TAMPA, Fla. - We saw the video of young people on beaches and in bars, blamed for spreading the virus.
“All of you millennials, you thought you were immune to this virus, but you were wrong,” said St. Petersburg Mayor Rick Kriseman on June 9.
But was the mayor wrong to accuse a generation? Aakash Patel says yes.
“A lot of times, especially during this pandemic, the millennial generation has been generalized,” said Patel, president of Elevate, Inc., a business consulting company he founded in Tampa more than eight years ago.
Patel, 36, wrote an Op-Ed recently in the Tampa Bay Times defending his generation.
“We deserve respect and not to be blamed,” he said.
Patel said millennials first dealt with the Great Recession out of college, and now the coronavirus pandemic has them working hard.
“I have so many friends that are millennials that are delivering groceries to their moms and dad and not being able to see them,” he said. “We’re parents of young children, we’re homeschooling. People haven’t had to homeschool in a long time.”
Generations are sometimes defined by how they deal with a crisis. The World War II Generation created icons like Rosie the Riveter. It could be a war or a virus.
“It’s time your generation started taking this more seriously,” Kriseman continued in his June 9 talk.
Patel explained it’s millennials who are building the new pier in St. Petersburg and Water Street in downtown Tampa. He said many are serious about helping their communities.

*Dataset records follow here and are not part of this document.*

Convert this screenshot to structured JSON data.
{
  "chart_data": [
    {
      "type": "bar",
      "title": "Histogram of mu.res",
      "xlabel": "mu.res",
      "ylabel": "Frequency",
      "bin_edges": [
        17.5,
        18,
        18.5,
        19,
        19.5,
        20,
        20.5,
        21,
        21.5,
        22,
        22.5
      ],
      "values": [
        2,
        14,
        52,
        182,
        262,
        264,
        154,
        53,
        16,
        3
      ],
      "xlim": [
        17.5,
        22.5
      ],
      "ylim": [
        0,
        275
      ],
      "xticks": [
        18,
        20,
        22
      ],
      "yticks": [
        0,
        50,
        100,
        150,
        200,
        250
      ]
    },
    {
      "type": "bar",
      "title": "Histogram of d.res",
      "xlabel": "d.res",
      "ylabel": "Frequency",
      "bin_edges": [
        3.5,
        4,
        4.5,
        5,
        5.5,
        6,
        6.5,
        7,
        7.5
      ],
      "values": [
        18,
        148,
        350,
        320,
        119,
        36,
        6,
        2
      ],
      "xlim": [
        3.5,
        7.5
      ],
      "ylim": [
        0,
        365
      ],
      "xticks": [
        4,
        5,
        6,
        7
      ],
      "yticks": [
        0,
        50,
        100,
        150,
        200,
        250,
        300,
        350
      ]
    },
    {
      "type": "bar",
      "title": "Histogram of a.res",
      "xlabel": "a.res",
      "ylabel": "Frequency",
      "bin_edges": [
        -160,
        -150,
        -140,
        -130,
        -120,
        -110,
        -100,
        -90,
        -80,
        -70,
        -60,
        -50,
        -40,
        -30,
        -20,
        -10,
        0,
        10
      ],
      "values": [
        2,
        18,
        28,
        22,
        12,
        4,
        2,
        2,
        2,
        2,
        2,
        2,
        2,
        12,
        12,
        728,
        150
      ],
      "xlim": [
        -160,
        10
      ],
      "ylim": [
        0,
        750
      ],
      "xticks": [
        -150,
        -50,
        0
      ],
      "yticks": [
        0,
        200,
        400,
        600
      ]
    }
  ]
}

He showed us a survey from Fidelity Investments showing that, in this pandemic, 46 percent of millennials plan to increase their charitable donations, compared with 25 percent of Generation X’ers and 14 percent of Baby Boomers.
As Patel watches video of partiers in the bars and on the beaches, he says many appear to be of a younger generation, but he’s not going to paint with a wide brush -- the way he believes not just Kriseman, but also others, have with millennials.
He says he doesn’t want a lecture, just respect.